El éxito temprano provocó que muchos críticos y aficionados tomaran la costumbre de mirarlo por encima del hombro, aunque esos prejuicios no lograron distraer a uno de los más grandes librepensadores del jazz, el trompetista Miles Davis. “[A mediados de los cincuenta] admiraba su lirismo [de Jamal] al piano, su estilo de tocar, el espaciado que usaba en la expresión conjunta de sus grupos. Siempre he pensado que no tenía el reconocimiento que se merecía”, se puede leer en la edición más reciente en castellano de su autobiografía (coescrita por Quincy Troupe). En otra ocasión fue aún más allá al decir: “Toda mi inspiración proviene de Ahmad Jamal”.
Entre los músicos actuales que lo han reivindicado como una influencia destaca la estrella de pop jazz Jon Batiste o el crooner británico Jamie Cullum, dedicado coleccionista de sus discos. Algunos de ellos corrieron a demostrar su respeto por el maestro en las redes sociales al conocerse la noticia este domingo a última hora de la tarde en Estados Unidos.
En los años sesenta, Jamal fue prolífico, como exigía una industria a la que supo coger la medida: estableció una relación de mutuo aprovechamiento con el sello Argo, la división jazzística de la mítica discográfica de blues de Chicago Chess Records, y se embarcó en otros negocios, como un club, en el que no se servía alcohol, por mantenerse fiel a su credo musulmán, y que bautizó con el nombre de Alhambra. Cuando su suerte de empresario cambió, se mudó a Nueva York tras su primer divorcio, una separación que acabó en los tribunales, y anduvo retirado durante tres años.

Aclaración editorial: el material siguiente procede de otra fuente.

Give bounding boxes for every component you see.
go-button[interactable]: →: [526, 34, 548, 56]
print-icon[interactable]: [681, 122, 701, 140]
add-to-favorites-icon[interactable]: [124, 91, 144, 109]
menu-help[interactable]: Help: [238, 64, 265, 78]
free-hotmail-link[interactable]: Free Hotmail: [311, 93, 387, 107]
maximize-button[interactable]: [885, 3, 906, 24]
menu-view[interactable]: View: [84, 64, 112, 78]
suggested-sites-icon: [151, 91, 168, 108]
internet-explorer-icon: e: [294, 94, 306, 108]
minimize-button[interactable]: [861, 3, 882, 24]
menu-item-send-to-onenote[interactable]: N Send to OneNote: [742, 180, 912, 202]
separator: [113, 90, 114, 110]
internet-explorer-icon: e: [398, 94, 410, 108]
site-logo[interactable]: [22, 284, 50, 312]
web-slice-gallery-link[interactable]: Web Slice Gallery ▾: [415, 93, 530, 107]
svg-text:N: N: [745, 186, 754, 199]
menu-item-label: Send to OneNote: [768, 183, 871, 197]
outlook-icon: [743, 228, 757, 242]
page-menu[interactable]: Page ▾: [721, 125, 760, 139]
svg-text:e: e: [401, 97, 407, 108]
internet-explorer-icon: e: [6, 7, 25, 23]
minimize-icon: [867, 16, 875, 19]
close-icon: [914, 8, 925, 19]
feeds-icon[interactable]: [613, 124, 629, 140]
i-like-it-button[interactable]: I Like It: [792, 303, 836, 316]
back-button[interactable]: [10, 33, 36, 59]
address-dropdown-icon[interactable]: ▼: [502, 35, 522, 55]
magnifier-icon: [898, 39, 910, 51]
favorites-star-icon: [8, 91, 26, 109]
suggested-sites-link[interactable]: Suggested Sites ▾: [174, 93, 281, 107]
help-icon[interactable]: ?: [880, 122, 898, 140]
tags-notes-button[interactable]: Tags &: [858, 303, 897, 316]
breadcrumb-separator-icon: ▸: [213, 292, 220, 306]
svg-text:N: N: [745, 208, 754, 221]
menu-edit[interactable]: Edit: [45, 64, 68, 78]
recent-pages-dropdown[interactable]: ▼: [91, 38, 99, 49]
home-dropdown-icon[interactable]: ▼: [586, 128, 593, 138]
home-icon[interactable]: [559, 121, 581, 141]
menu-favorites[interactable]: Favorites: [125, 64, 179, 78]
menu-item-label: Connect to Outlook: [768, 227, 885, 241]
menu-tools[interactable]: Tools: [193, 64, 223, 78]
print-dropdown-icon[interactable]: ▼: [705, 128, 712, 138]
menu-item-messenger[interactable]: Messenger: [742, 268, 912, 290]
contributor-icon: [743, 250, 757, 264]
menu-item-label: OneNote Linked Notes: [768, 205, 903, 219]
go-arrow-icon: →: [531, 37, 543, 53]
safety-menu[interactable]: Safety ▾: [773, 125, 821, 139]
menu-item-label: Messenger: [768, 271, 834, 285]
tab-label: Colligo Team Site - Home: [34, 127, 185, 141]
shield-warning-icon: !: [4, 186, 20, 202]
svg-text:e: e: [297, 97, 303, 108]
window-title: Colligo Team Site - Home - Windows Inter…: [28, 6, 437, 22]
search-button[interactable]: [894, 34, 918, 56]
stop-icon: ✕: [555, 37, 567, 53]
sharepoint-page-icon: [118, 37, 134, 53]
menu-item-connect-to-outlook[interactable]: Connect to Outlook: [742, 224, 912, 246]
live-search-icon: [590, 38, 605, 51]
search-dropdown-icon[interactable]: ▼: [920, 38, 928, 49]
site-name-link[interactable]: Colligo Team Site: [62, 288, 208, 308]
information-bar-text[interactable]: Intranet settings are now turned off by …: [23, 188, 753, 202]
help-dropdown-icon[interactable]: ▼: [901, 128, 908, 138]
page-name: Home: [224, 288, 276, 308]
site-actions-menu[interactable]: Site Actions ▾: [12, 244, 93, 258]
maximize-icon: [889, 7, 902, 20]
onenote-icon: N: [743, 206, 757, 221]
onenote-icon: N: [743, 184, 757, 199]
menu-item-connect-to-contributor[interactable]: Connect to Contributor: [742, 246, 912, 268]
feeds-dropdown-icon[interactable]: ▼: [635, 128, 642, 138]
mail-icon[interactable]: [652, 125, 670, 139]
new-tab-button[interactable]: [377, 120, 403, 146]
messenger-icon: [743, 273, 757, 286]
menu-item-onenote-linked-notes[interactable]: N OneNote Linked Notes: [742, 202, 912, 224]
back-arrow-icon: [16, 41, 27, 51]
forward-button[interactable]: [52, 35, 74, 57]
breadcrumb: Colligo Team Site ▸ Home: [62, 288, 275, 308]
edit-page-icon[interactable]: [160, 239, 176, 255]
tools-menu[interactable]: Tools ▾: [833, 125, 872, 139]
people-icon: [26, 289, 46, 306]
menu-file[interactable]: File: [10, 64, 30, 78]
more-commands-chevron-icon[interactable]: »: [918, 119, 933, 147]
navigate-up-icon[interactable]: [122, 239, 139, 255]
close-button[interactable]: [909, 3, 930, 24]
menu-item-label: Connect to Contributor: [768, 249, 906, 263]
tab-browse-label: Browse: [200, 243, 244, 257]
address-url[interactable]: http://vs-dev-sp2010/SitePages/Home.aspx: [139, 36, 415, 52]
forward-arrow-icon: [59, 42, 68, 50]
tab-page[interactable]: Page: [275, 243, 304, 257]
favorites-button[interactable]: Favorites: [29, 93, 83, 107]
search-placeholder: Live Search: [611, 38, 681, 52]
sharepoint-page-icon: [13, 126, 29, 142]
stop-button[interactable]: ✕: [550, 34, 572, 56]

En la década siguiente grabó una serie de influyentes discos para el sello Impulse!, entre los que destaca la obra maestra The Awakening (1970). Fue una influencia en diferido: en muchos sentidos, su semilla quedó dormida durante décadas, hasta que los artistas de hip-hop, de Jay-Z a Common, y de Madlib a De La Soul, redescubrieron esos álbumes en los años ochenta y noventa y los empezaron a reciclar para crear una música nueva y refrescante. El pianista solía quejarse de que no siempre le fue fácil lograr que le pagaran por esos préstamos.
Como le sucedió a tantos jazzmen, cuando Estados Unidos apartó el foco de su música, Europa, y especialmente Francia, donde era venerado con auténtica pasión y donde grabó en sus últimos tiempos, acudió al rescate. No en vano, era Caballero de la Orden de las Artes y las Letras. También fue honrado como Jazz Master en 1994 por el National Endowment for the Arts y la Academia estadounidense de los Grammy le concedió un reconocimiento a toda su carrera en 2017.
Siguió en la carretera hasta que llegó la pandemia y mandó parar. Su último concierto lo brindó en el Kennedy Center en Washington, antes de recluirse en familia en su casa de Massachusetts, donde meses después sobreviviría al coronavirus. “Lo cogimos todos a la vez. Mi hija, mis dos nietos y yo”, recordó durante la entrevista con EL PAÍS. Los tres han quedado ahora como sus únicos supervivientes.
El motivo de esa entrevista fue el rescate de dos discos de grabaciones en directo inéditas, registradas en el club Penthouse, de Seattle, entre 1963 y 1966 (Emerald City Nights). A sus aficionados les queda ahora, además del regreso a su vasta discografía, el consuelo de que Jamal aprobó antes de morir al productor Zev Feldman la publicación de un tercer volumen de cintas registradas en ese mismo lugar, entre 1966 y 1968.